Does anyone know how to do this?

Answer 4

@alex Can you help me solve this?

Answer 5

\[\large\rm 3\le \frac{x}{-2}\]We want to isolate our x.
Think of the fraction as `division`.
So how do you undo the division by -2?
Which operation?

Answer 6

subtract 2 from each side?

Answer 7

Hmm, no.
We could `undo addition` with subtraction.
But that's not how we undo division.
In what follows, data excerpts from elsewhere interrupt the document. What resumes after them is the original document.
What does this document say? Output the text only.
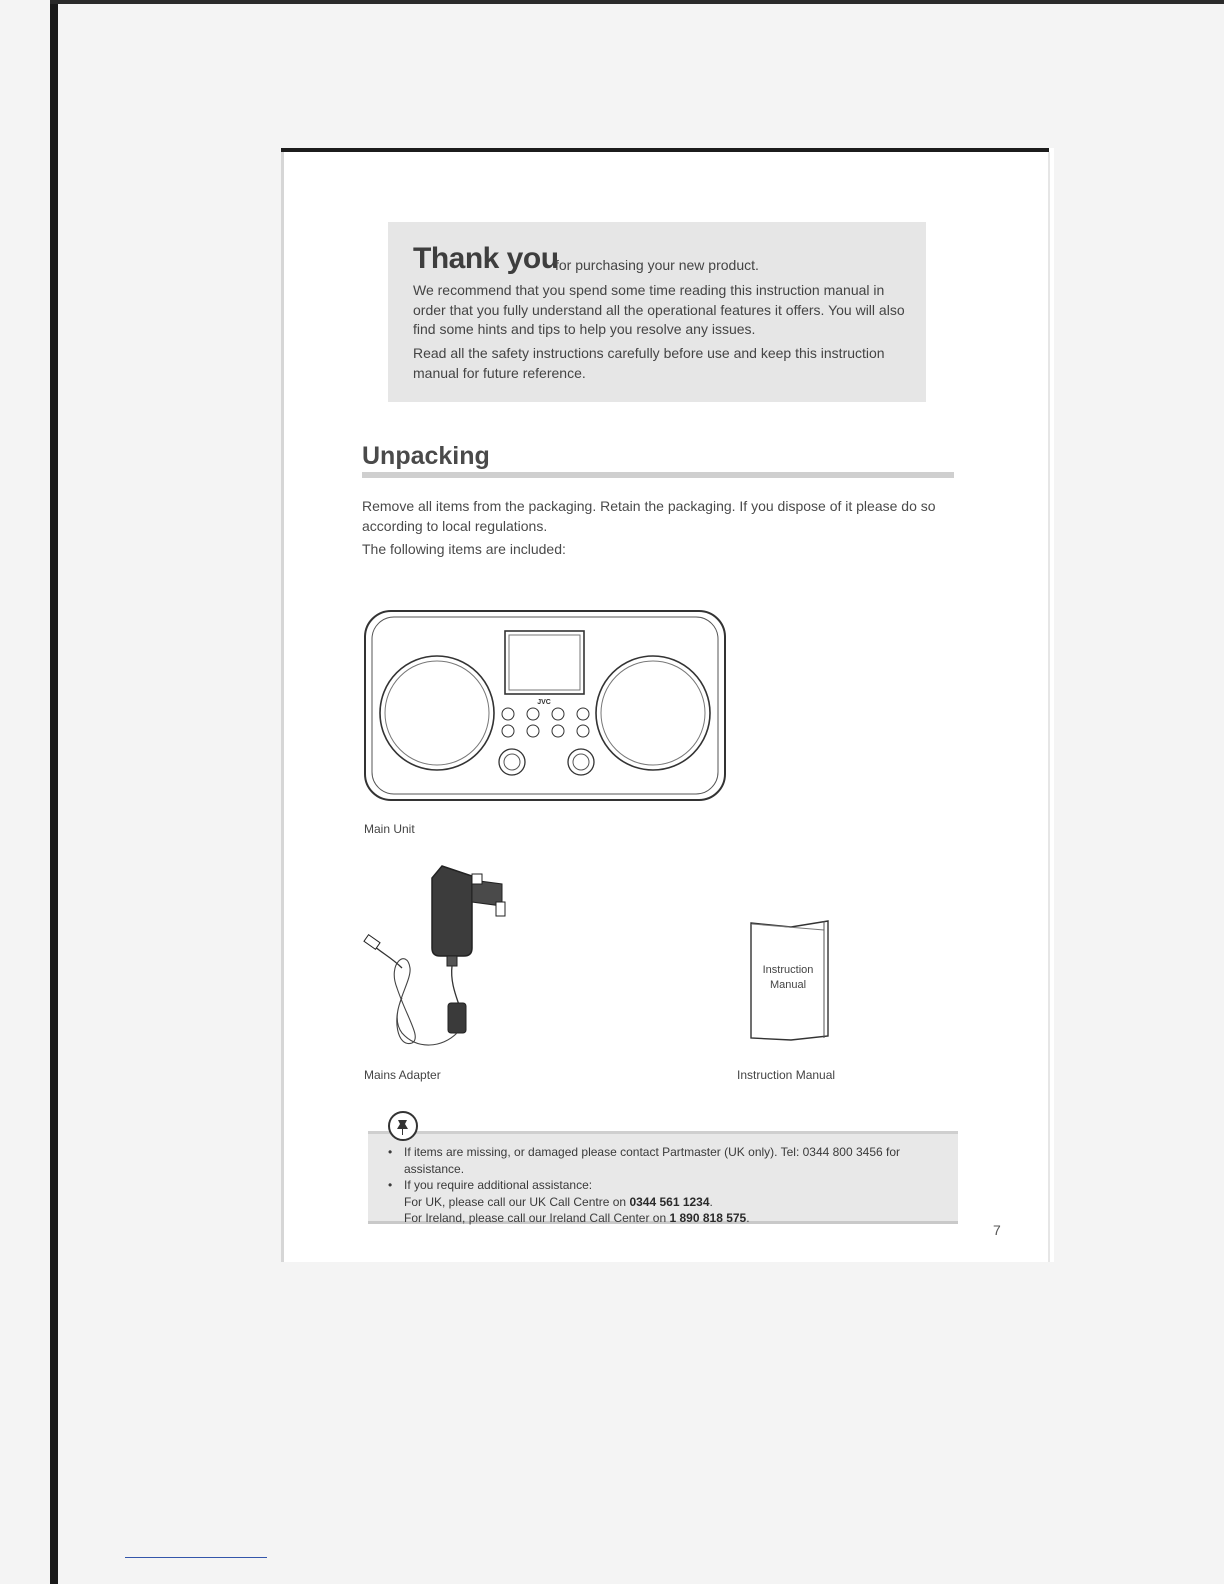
Thank you
for purchasing your new product.
We recommend that you spend some time reading this instruction manual in order that you fully understand all the operational features it offers. You will also find some hints and tips to help you resolve any issues.
Read all the safety instructions carefully before use and keep this instruction manual for future reference.
Unpacking
Remove all items from the packaging. Retain the packaging. If you dispose of it please do so according to local regulations.
The following items are included:
JVC
Main Unit
Mains Adapter
Instruction
Manual
Instruction Manual
• If items are missing, or damaged please contact Partmaster (UK only). Tel: 0344 800 3456 for assistance.
• If you require additional assistance:
For UK, please call our UK Call Centre on 0344 561 1234.
For Ireland, please call our Ireland Call Center on 1 890 818 575.
7
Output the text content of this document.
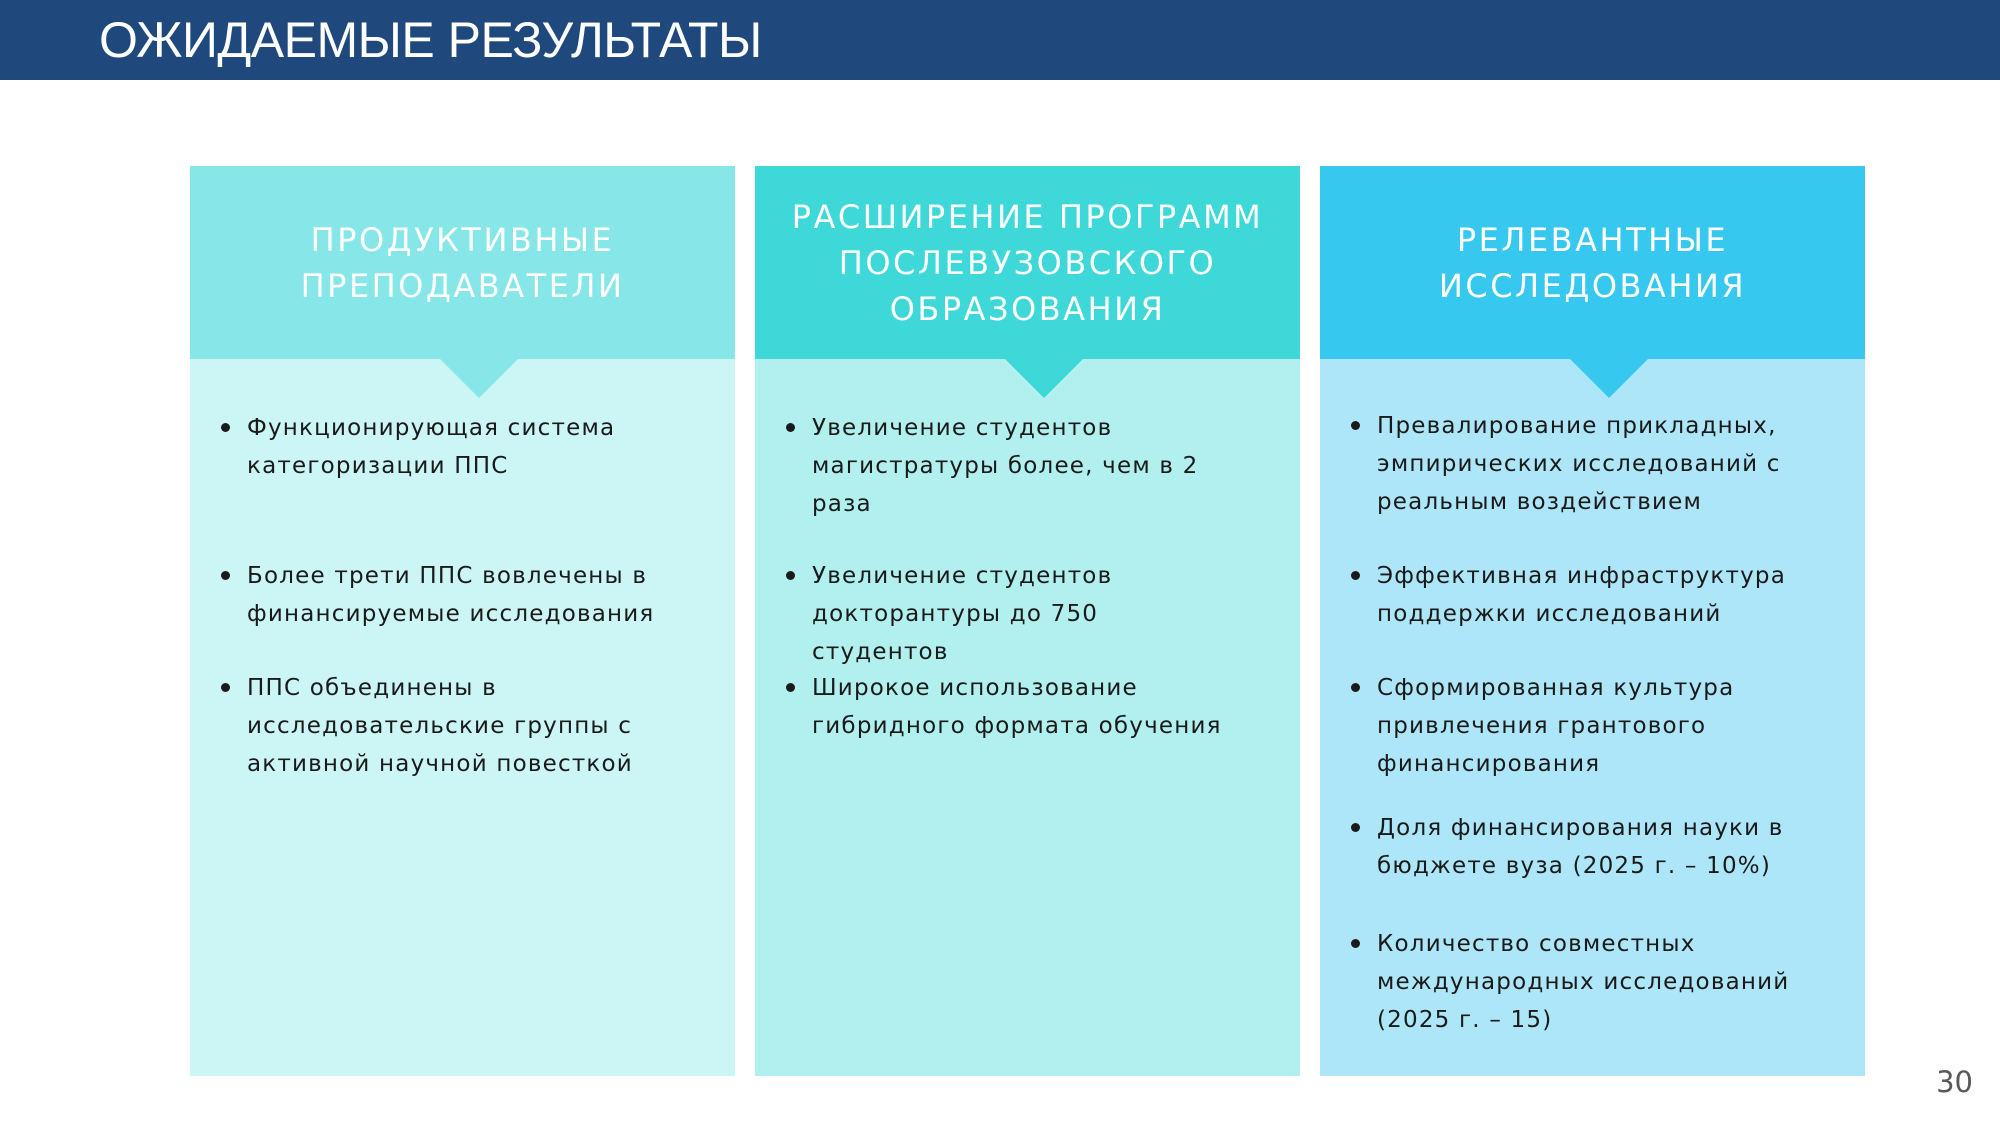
ОЖИДАЕМЫЕ РЕЗУЛЬТАТЫ
Функционирующая система категоризации ППС
Более трети ППС вовлечены в финансируемые исследования
ППС объединены в исследовательские группы с активной научной повесткой
ПРОДУКТИВНЫЕ
ПРЕПОДАВАТЕЛИ
Увеличение студентов магистратуры более, чем в 2 раза
Увеличение студентов докторантуры до 750 студентов
Широкое использование гибридного формата обучения
РАСШИРЕНИЕ ПРОГРАММ
ПОСЛЕВУЗОВСКОГО
ОБРАЗОВАНИЯ
Превалирование прикладных, эмпирических исследований с реальным воздействием
Эффективная инфраструктура поддержки исследований
Сформированная культура привлечения грантового финансирования
Доля финансирования науки в бюджете вуза (2025 г. – 10%)
Количество совместных международных исследований (2025 г. – 15)
РЕЛЕВАНТНЫЕ
ИССЛЕДОВАНИЯ
30
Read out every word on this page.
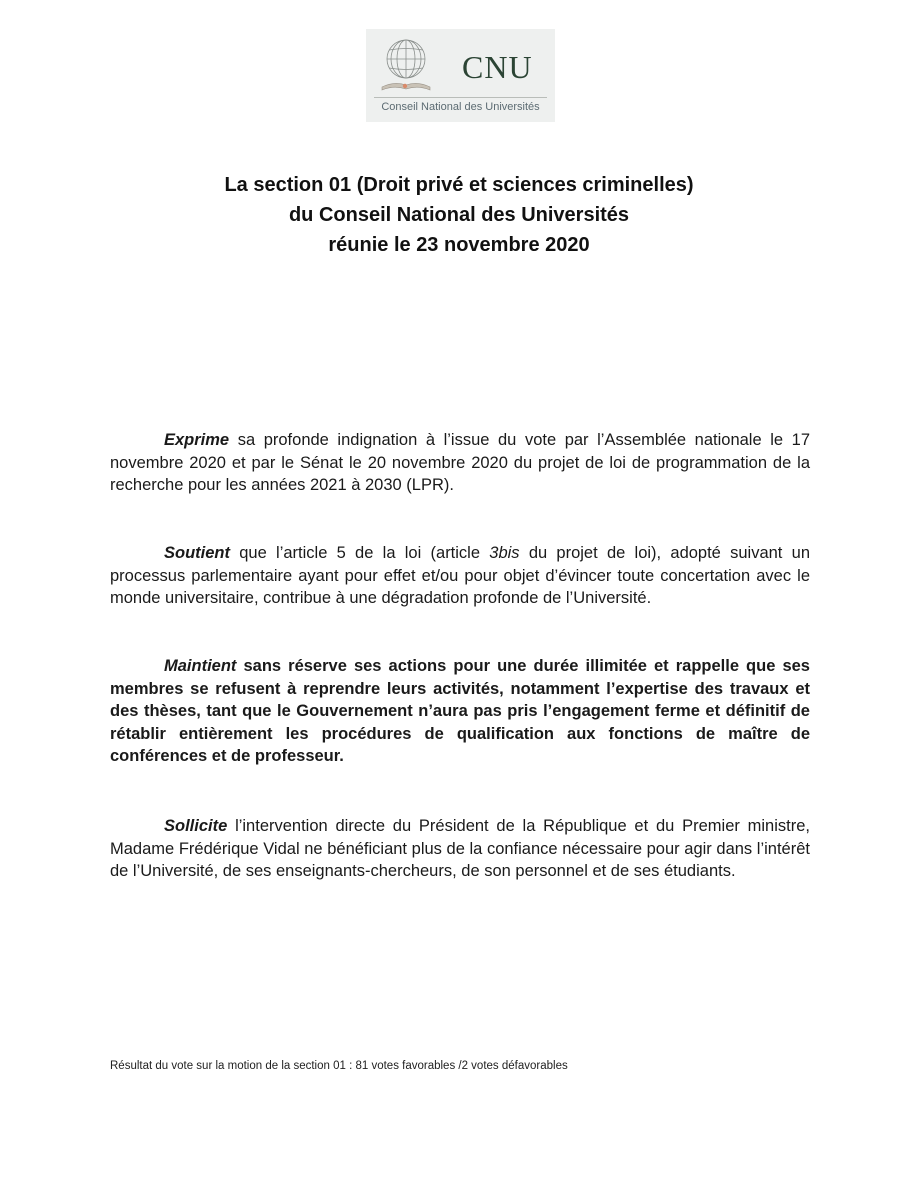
CNU
Conseil National des Universités
La section 01 (Droit privé et sciences criminelles)
du Conseil National des Universités
réunie le 23 novembre 2020
Exprime sa profonde indignation à l’issue du vote par l’Assemblée nationale le 17 novembre 2020 et par le Sénat le 20 novembre 2020 du projet de loi de programmation de la recherche pour les années 2021 à 2030 (LPR).
Soutient que l’article 5 de la loi (article 3bis du projet de loi), adopté suivant un processus parlementaire ayant pour effet et/ou pour objet d’évincer toute concertation avec le monde universitaire, contribue à une dégradation profonde de l’Université.
Maintient sans réserve ses actions pour une durée illimitée et rappelle que ses membres se refusent à reprendre leurs activités, notamment l’expertise des travaux et des thèses, tant que le Gouvernement n’aura pas pris l’engagement ferme et définitif de rétablir entièrement les procédures de qualification aux fonctions de maître de conférences et de professeur.
Sollicite l’intervention directe du Président de la République et du Premier ministre, Madame Frédérique Vidal ne bénéficiant plus de la confiance nécessaire pour agir dans l’intérêt de l’Université, de ses enseignants-chercheurs, de son personnel et de ses étudiants.
Résultat du vote sur la motion de la section 01 : 81 votes favorables /2 votes défavorables
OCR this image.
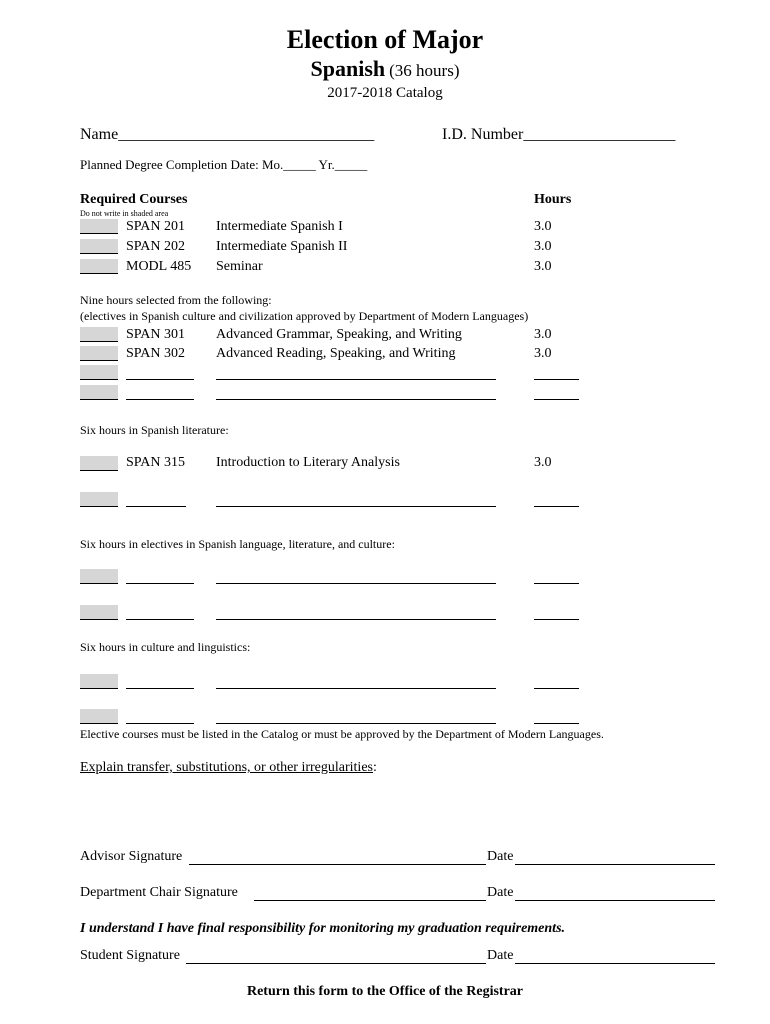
Election of Major
Spanish (36 hours)
2017-2018 Catalog
Name________________________________	I.D. Number___________________
Planned Degree Completion Date: Mo._____ Yr._____
Required Courses	Hours
Do not write in shaded area
SPAN 201 Intermediate Spanish I	3.0
SPAN 202 Intermediate Spanish II	3.0
MODL 485 Seminar	3.0
Nine hours selected from the following:
(electives in Spanish culture and civilization approved by Department of Modern Languages)
SPAN 301 Advanced Grammar, Speaking, and Writing	3.0
SPAN 302 Advanced Reading, Speaking, and Writing	3.0
Six hours in Spanish literature:
SPAN 315 Introduction to Literary Analysis	3.0
Six hours in electives in Spanish language, literature, and culture:
Six hours in culture and linguistics:
Elective courses must be listed in the Catalog or must be approved by the Department of Modern Languages.
Explain transfer, substitutions, or other irregularities:
Advisor Signature	Date
Department Chair Signature	Date
I understand I have final responsibility for monitoring my graduation requirements.
Student Signature	Date
Return this form to the Office of the Registrar
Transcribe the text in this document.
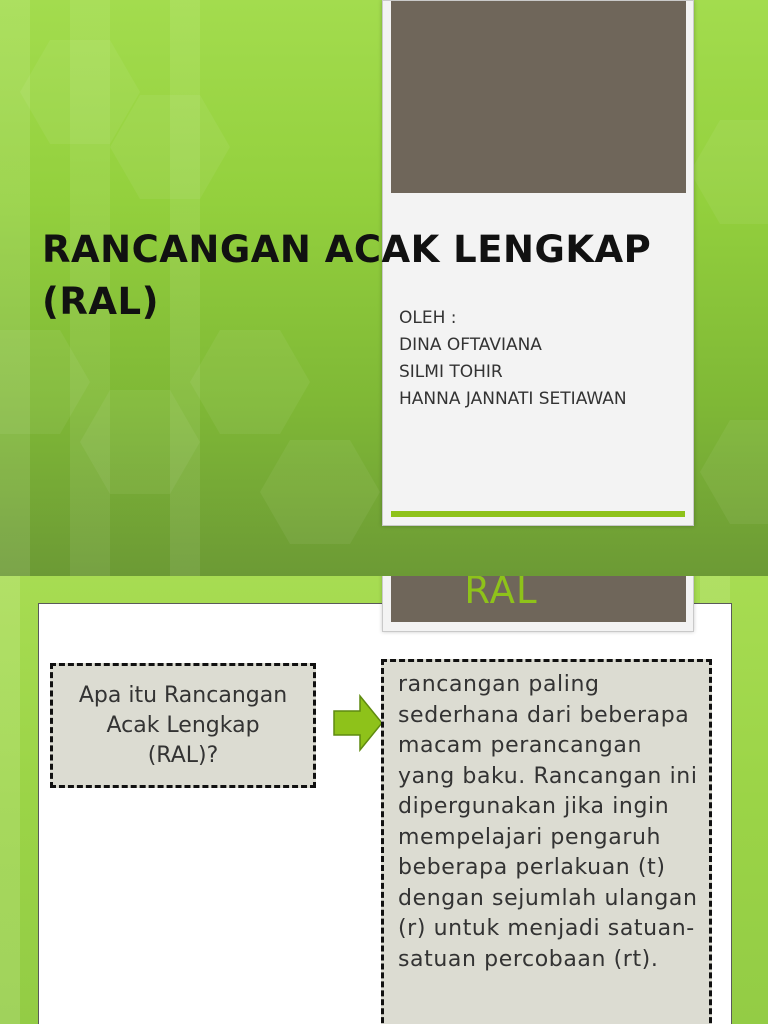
RANCANGAN ACAK LENGKAP (RAL)	OLEH :
DINA OFTAVIANA
SILMI TOHIR
HANNA JANNATI SETIAWAN
RAL
Apa itu Rancangan Acak Lengkap (RAL)?
rancangan paling sederhana dari beberapa macam perancangan yang baku. Rancangan ini dipergunakan jika ingin mempelajari pengaruh beberapa perlakuan (t) dengan sejumlah ulangan (r) untuk menjadi satuan-satuan percobaan (rt).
That's not the opposite.

Answer 8

Multiply

Answer 9

Ok good, let's multiply both sides by -2 to `undo` the division by -2.
Do you remember what happens when you multiply or divide a `negative across an inequality`?

Answer 10

Noo

Answer 11

one side would be -6

Answer 12

Yes :) one of the sides is -6.
\[\large\rm 3\color{orangered}{\le} \frac{x}{-2}\]
\[\large\rm -2\cdot3\color{orangered}{\ge} \frac{x}{-2}\cdot-2\]When you multiply or divide a negative across the inequality, the sign flips.\[\large\rm -2\cdot3\color{orangered}{\ge} x\]

Answer 13

Yess

Answer 14

So now what? :3

Answer 15

I think that's it, right? 0_o\[\large\rm -6\color{orangered}{\ge} x\]Multiplying the -2 and 3 gave you -6.
Just make sure you have the inequality facing the correct way, as I've show here.

Answer 16

Oh, in the answer key, they have the x's on the left side.
That might be a little confusing.

Answer 17

so in the answer key it would be D ? :) ps:Thank you! You're explanation was perfect!

Answer 18

@AlexandervonHumboldt2

Answer 19

\(\rm -6\ge x\) is the same as \(\rm x\le-6\).
Yes, good job \c:/